Peliput : Didik Saputra
WAKATOBI , BP – Tidak adanya transparansi pengelolaan alokasi dana desa (ADD) oleh Kepala Desa Tampana Kecamatan Kaledupa Selatan Sirajudin akhirnya di datangi warganya. Warga yang tergabung dalam forum aksi masyarakat langsung mendatangi kantor Kepala Desa Tampara beberapa waktu lalu.
Selain itu, massa juga mempertanyakan pengangkatan sejumlah perangkat desa dinilai cacat hukum. Yang mana, masyarakat menduga Pemerintah desa dengan Badan Permusyawaratan Desa (BPD) bermain api. Anggota BPD harusnya mempunyai peran mengawasi dan memantau pelaksanaan program pembaggunan yang ada di Desa Tampara.

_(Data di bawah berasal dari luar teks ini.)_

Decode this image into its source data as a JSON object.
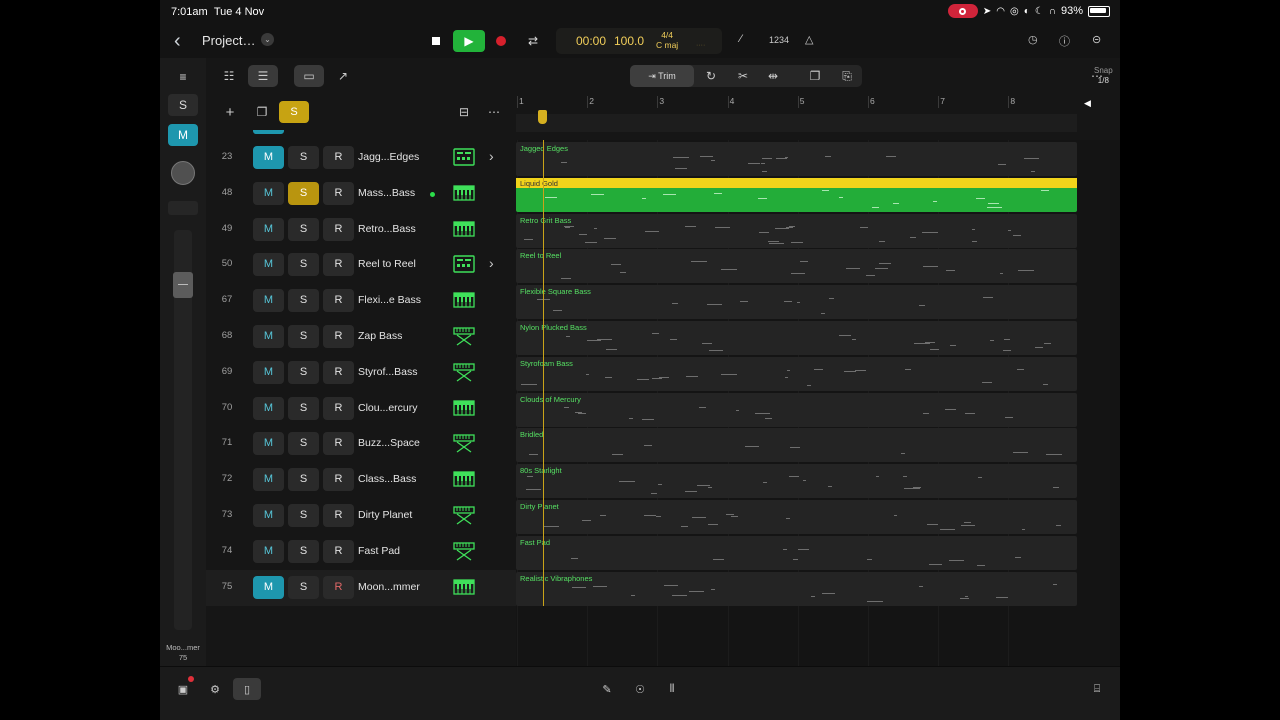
{
  "status": {
    "time": "7:01am",
    "date": "Tue 4 Nov",
    "battery": "93%"
  },
  "header": {
    "project_title": "Project…",
    "lcd": {
      "position": "00:00",
      "tempo": "100.0",
      "time_signature": "4/4",
      "key": "C maj",
      "extra": "····"
    },
    "count_in_label": "1234"
  },
  "toolbar": {
    "trim_label": "Trim",
    "snap_label": "Snap",
    "snap_value": "1/8"
  },
  "track_header": {
    "solo_label": "S"
  },
  "left_rail": {
    "solo_label": "S",
    "mute_label": "M",
    "selected_track_name": "Moo...mer",
    "selected_track_number": "75"
  },
  "ruler": {
    "bars": [
      "1",
      "2",
      "3",
      "4",
      "5",
      "6",
      "7",
      "8"
    ]
  },
  "button_labels": {
    "mute": "M",
    "solo": "S",
    "record": "R"
  },
  "tracks": [
    {
      "number": "23",
      "name": "Jagg...Edges",
      "region": "Jagged Edges",
      "mute_on": true,
      "solo_on": false,
      "icon": "drum-machine-icon",
      "chevron": true
    },
    {
      "number": "48",
      "name": "Mass...Bass",
      "region": "Liquid Gold",
      "mute_on": false,
      "solo_on": true,
      "icon": "keyboard-icon",
      "selected_region": true,
      "activity": true
    },
    {
      "number": "49",
      "name": "Retro...Bass",
      "region": "Retro Grit Bass",
      "mute_on": false,
      "solo_on": false,
      "icon": "keyboard-icon"
    },
    {
      "number": "50",
      "name": "Reel to Reel",
      "region": "Reel to Reel",
      "mute_on": false,
      "solo_on": false,
      "icon": "drum-machine-icon",
      "chevron": true
    },
    {
      "number": "67",
      "name": "Flexi...e Bass",
      "region": "Flexible Square Bass",
      "mute_on": false,
      "solo_on": false,
      "icon": "keyboard-icon"
    },
    {
      "number": "68",
      "name": "Zap Bass",
      "region": "Nylon Plucked Bass",
      "mute_on": false,
      "solo_on": false,
      "icon": "keyboard-stand-icon"
    },
    {
      "number": "69",
      "name": "Styrof...Bass",
      "region": "Styrofoam Bass",
      "mute_on": false,
      "solo_on": false,
      "icon": "keyboard-stand-icon"
    },
    {
      "number": "70",
      "name": "Clou...ercury",
      "region": "Clouds of Mercury",
      "mute_on": false,
      "solo_on": false,
      "icon": "keyboard-icon"
    },
    {
      "number": "71",
      "name": "Buzz...Space",
      "region": "Bridled",
      "mute_on": false,
      "solo_on": false,
      "icon": "keyboard-stand-icon"
    },
    {
      "number": "72",
      "name": "Class...Bass",
      "region": "80s Starlight",
      "mute_on": false,
      "solo_on": false,
      "icon": "keyboard-icon"
    },
    {
      "number": "73",
      "name": "Dirty Planet",
      "region": "Dirty Planet",
      "mute_on": false,
      "solo_on": false,
      "icon": "keyboard-stand-icon"
    },
    {
      "number": "74",
      "name": "Fast Pad",
      "region": "Fast Pad",
      "mute_on": false,
      "solo_on": false,
      "icon": "keyboard-stand-icon"
    },
    {
      "number": "75",
      "name": "Moon...mmer",
      "region": "Realistic Vibraphones",
      "mute_on": true,
      "solo_on": false,
      "icon": "keyboard-icon",
      "record_armed": true
    }
  ],
  "colors": {
    "accent_mute": "#1e97ae",
    "accent_solo": "#b9950f",
    "play": "#22b33a",
    "record": "#d6202c",
    "region_text": "#56e063",
    "selected_region": "#23ad39",
    "selected_region_header": "#f1d41b",
    "playhead": "#c9a318"
  }
}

“Adanya temuan yang kami peroleh dari masyarakat menyangkut penyimpangan ADD sejak tahun 2013-2016, seharusnya BPD yang memiliki peran sebagai pengawas kinerja kebijakan Kades, justru ikut berperan dalam sejumlah pengerjaan program didesa Tampara,” ujar Korlap Aksi, Abdul Wahid.
Lanjutnya, tidak ada transparansi pengelolaan dana desa kepada masyarakat secara
umum. Bahkan, masyarakat kesulitan dalam mengakses informasi ke pemerintah
desa, tidak ada realisasi anggaran dalam pembinaan dan pemberdayaan masyarakat dalam kurun waktu 2012-2016. Dugaan penggunaan material pasir lokal dalam pelaksanaan pembagunan, disamakan dengan harga pasir impor yang diperkirakan memiliki selisih harga hingga Rp 560.000.
Pengangkatan prangkat desa yang tidak sesuai dengan mekanisme dan tata tertib peraturan dalam desa, karena tidak adanya laporan pertanggung jawaban tiap akhir tahun kepada BPD selama memangku jabatan.
“Tujuan kedatangan kami ini sebagai tidak lanjut dari diskusi bersama kepala desa beberapa waktu lalu, namun sampai saat ini koreksi yang telah kami sampaikan tidak ada tindak lanjutnya terkait kinerja,” terangnya.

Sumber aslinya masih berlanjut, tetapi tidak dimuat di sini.